Thoughts on male violence following the Pistorius trial
Pistorius’ sentencing is complete. I’m outraged. I’m angry. Sian Norris wrote a piece for The Independent last week that echoed my thoughts on how society values men’s lives over women’s, which is why when I checked my Twitter feed for an update at work today those feelings were not accompanied by surprise. I knew it was coming.
Following the sentence, The Independent tweeted a link to an article by Karen Ingala Smith entitled Remember Reeva Steenkamp, and the thousands of other women killed by men every year, another article that resonated strongly with my personal views. The replies to the tweet, however, did not. There were numerous comments labelling the article sexist, calling for recognition of female-perpetrated violence against men, and even comments dismissing the importance of gender entirely.
Let’s get one thing straight: male violence against women and girls is a global phenomenon. That does NOT mean that women aren’t violent or that men are never victims. Of course they are, and feminist writing on the topic does not suggest that, as much as people like to interpret otherwise. My first thought was that maybe the commenters hadn’t actually read the article, because how could they disagree when faced with such compelling evidence? Perhaps those particular tweeters didn’t bother to read the article, perhaps they were just internet trolls with nothing better to do. But still, I can’t stop wondering why there is such a reluctance to accept that male violence is a problem or, when it is acknowledged, a tendency to minimise it (#NotAllMen springs to mind).
The optimist in me wants to believe that discussion of the trial can be used as a platform to highlight the extent of male violence against women and girls and to expose the structures in our society that allow it to happen. Perhaps the media frenzy surrounding Reeva Steenkamp’s death due to Pistorius’s celebrity status make that difficult to achieve. But let’s look a little closer to home. So far in 2014, 118 women in the UK are known to have died through suspected male violence. 118. Unless you actively seek this information out, you’re not likely to know it. It’s not something that appears on the front pages of the newspapers. Generally, their deaths are only reported in local newspapers.
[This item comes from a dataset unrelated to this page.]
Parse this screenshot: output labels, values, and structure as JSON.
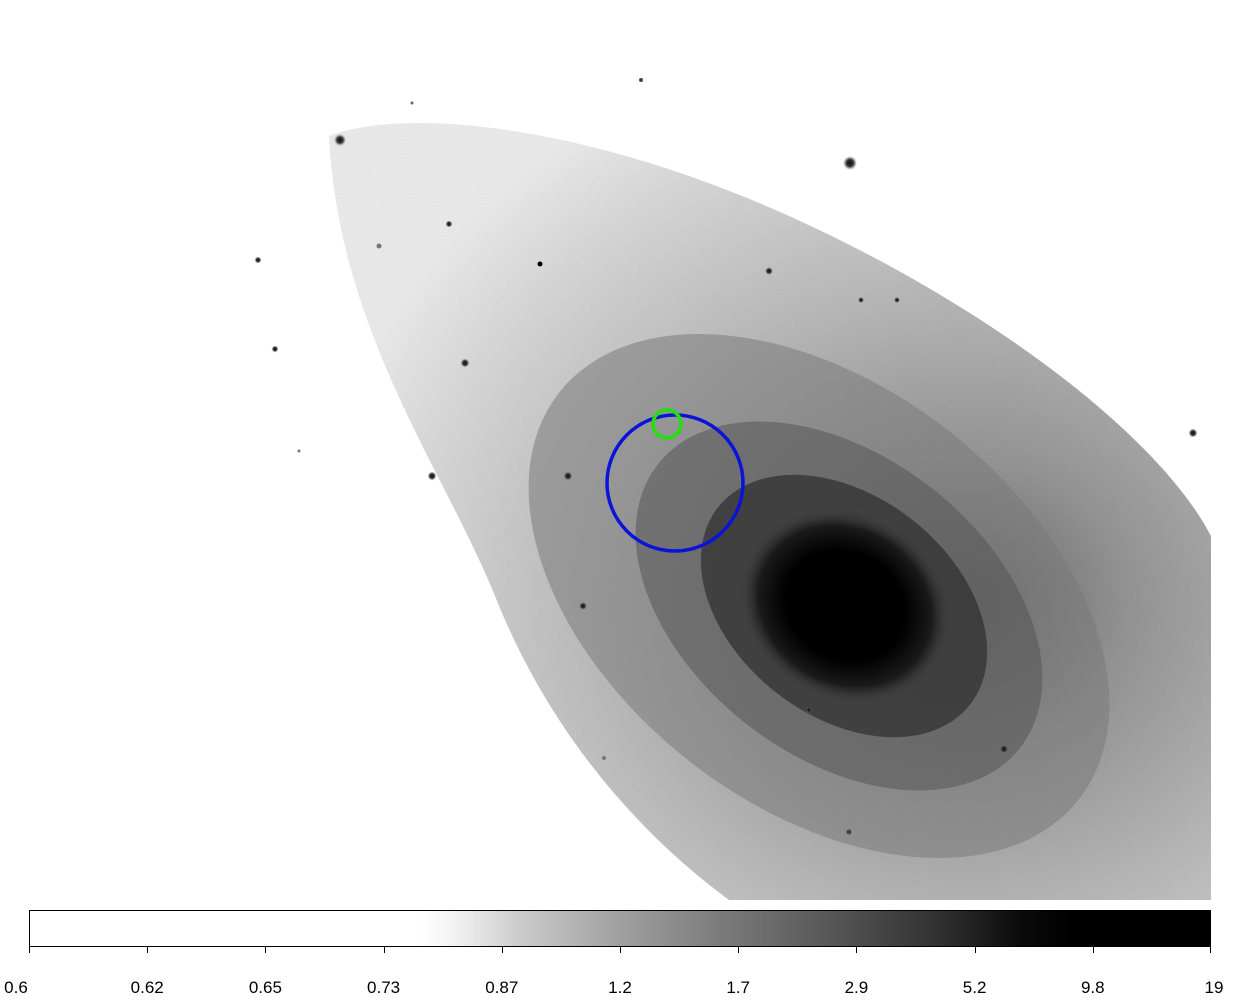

Much like child deaths (around 50 children per year die at the hands of their caregivers in the UK), the mainstream media decides which deaths are worth reporting on and how many column inches they should be given.
As a student social worker in a child protection team, I don’t need to look to the media or elsewhere to appreciate the extent of male violence against women and girls. In social work, children witnessing domestic abuse are considered at risk of emotional harm. In the local authority I am placed in, emotional abuse is the highest category of child protection plans because of this. Nearly all of my cases involve domestic abuse. The number of women who have their children removed from their care because of a ‘failure to protect’ their children from male violence in a system that offers victims very little support and lacks strong legislation against domestic abuse makes me extremely uncomfortable and I hope it is something I never have to do.
Unless you’ve been living under a rock, there have been many high-profile news stories linked to male violence against women and girls during 2014 across the globe: the Rotherham child sexual exploitation scandal, Boko Haram’s abduction of 200 Nigerian schoolgirls, the NFL’s Ray Rice punching his fiancée Janay Palmer. None of these issues were given the coverage I would like and the gendered approach that is so needed is often missing, but they were pretty hard to miss. Male violence against women and girls is everywhere.